Russia signals shift toward Yuan in energy trade
Moscow — Russia is moving toward pricing more of its oil and natural gas transactions in China’s currency, the yuan, a step analysts say could signal a broader challenge to the long-standing dominance of the U.S. dollar in global energy markets.
For decades, most international oil and gas contracts have been settled in dollars, forming the foundation of the so-called “petrodollar” system that underpins much of the global financial order.
However, amid Western sanctions and deepening economic ties with Beijing, Moscow has increasingly turned to alternative currencies in international trade. The growing use of the Chinese yuan reflects a strategic effort by both Russia and China to reduce reliance on the dollar-dominated financial system.
Energy remains the backbone of Russia’s export economy.

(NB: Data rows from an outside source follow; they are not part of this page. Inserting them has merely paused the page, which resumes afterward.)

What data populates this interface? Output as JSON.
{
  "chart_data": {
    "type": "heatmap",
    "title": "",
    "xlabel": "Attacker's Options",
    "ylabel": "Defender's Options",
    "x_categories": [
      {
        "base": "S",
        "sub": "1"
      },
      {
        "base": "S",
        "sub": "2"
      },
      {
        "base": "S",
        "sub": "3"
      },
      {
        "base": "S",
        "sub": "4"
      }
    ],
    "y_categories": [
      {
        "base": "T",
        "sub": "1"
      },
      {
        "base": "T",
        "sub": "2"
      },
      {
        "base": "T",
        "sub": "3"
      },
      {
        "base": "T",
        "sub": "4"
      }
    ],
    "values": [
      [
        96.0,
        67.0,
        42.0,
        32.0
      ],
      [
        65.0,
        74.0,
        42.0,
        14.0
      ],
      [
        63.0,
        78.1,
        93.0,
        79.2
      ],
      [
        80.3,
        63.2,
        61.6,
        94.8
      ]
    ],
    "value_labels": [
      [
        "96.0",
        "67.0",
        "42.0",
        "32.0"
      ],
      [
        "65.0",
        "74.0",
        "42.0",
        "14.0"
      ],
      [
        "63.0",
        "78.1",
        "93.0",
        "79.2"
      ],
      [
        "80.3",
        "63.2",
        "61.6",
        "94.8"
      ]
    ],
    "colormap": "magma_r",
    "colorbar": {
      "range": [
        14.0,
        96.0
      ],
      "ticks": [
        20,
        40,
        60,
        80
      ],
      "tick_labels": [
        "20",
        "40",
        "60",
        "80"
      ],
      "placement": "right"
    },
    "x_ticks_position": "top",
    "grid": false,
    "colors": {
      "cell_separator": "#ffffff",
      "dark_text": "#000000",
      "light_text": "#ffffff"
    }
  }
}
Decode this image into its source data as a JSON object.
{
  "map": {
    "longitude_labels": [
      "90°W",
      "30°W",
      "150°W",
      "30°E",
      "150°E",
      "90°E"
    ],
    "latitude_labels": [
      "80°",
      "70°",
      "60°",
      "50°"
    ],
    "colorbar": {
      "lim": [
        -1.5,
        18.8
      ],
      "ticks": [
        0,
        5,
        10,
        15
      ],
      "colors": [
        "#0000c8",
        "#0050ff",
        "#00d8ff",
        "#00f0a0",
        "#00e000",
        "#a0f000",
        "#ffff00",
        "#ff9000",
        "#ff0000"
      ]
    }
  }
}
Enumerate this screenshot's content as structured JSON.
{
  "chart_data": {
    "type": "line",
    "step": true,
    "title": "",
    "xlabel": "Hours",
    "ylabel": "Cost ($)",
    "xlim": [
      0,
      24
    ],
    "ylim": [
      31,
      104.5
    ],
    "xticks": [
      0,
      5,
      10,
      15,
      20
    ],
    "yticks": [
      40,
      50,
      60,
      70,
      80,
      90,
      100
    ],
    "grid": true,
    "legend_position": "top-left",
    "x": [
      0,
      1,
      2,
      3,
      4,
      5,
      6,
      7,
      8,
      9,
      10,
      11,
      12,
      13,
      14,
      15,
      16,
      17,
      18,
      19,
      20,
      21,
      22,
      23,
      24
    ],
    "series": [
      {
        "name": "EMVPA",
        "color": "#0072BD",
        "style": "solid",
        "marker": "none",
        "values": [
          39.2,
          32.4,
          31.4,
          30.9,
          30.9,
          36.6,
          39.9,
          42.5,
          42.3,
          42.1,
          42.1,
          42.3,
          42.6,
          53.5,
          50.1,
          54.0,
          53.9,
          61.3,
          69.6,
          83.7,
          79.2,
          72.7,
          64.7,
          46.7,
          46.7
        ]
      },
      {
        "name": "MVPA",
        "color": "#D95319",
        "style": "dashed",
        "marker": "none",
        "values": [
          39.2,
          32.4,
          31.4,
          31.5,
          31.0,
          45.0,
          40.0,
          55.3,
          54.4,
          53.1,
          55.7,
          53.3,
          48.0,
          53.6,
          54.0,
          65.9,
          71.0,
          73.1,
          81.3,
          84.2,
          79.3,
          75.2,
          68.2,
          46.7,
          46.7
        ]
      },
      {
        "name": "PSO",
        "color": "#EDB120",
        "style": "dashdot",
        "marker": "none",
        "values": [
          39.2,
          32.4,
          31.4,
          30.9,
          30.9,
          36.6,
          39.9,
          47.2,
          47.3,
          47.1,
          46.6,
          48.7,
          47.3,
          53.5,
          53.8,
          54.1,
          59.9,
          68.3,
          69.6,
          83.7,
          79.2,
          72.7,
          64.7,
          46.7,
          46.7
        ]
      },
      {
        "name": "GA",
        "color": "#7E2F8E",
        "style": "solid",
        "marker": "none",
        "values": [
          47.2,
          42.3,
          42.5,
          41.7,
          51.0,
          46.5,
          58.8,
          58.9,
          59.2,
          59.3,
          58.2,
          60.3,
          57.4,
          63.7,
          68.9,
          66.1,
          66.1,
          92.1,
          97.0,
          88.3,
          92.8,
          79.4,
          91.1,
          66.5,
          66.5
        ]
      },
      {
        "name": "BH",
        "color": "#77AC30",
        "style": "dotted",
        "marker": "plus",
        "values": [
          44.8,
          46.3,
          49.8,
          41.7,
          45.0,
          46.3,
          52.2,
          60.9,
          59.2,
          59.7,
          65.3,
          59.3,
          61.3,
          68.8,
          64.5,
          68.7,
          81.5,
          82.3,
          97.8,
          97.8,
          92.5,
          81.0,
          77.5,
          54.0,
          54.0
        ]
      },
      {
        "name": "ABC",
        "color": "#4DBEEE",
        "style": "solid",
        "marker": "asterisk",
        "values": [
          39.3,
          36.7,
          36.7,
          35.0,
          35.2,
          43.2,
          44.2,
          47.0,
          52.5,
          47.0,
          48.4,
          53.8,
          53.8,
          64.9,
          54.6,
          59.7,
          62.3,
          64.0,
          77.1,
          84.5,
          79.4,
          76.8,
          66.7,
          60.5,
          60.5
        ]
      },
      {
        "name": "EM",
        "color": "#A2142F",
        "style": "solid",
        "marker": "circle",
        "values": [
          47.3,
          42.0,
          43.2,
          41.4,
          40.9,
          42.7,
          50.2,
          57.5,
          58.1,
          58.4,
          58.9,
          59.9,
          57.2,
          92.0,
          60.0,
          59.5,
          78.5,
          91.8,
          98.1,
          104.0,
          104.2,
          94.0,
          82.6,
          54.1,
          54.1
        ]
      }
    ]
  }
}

Since the war in Ukraine and subsequent sanctions from the United States and the European Union, Russia has redirected large portions of its energy exports toward Asian markets, particularly China and India.
Analysts say broader yuan-based energy transactions could accelerate the gradual diversification of currencies used in global trade. Still, many economists argue that the U.S. dollar’s deep financial markets and global liquidity make it unlikely to lose its dominant role in the near term.
The development highlights shifting geopolitical and economic alliances, with Russia and China expanding cooperation in trade, finance, and energy — a partnership that could reshape parts of the global economic landscape in the years ahead.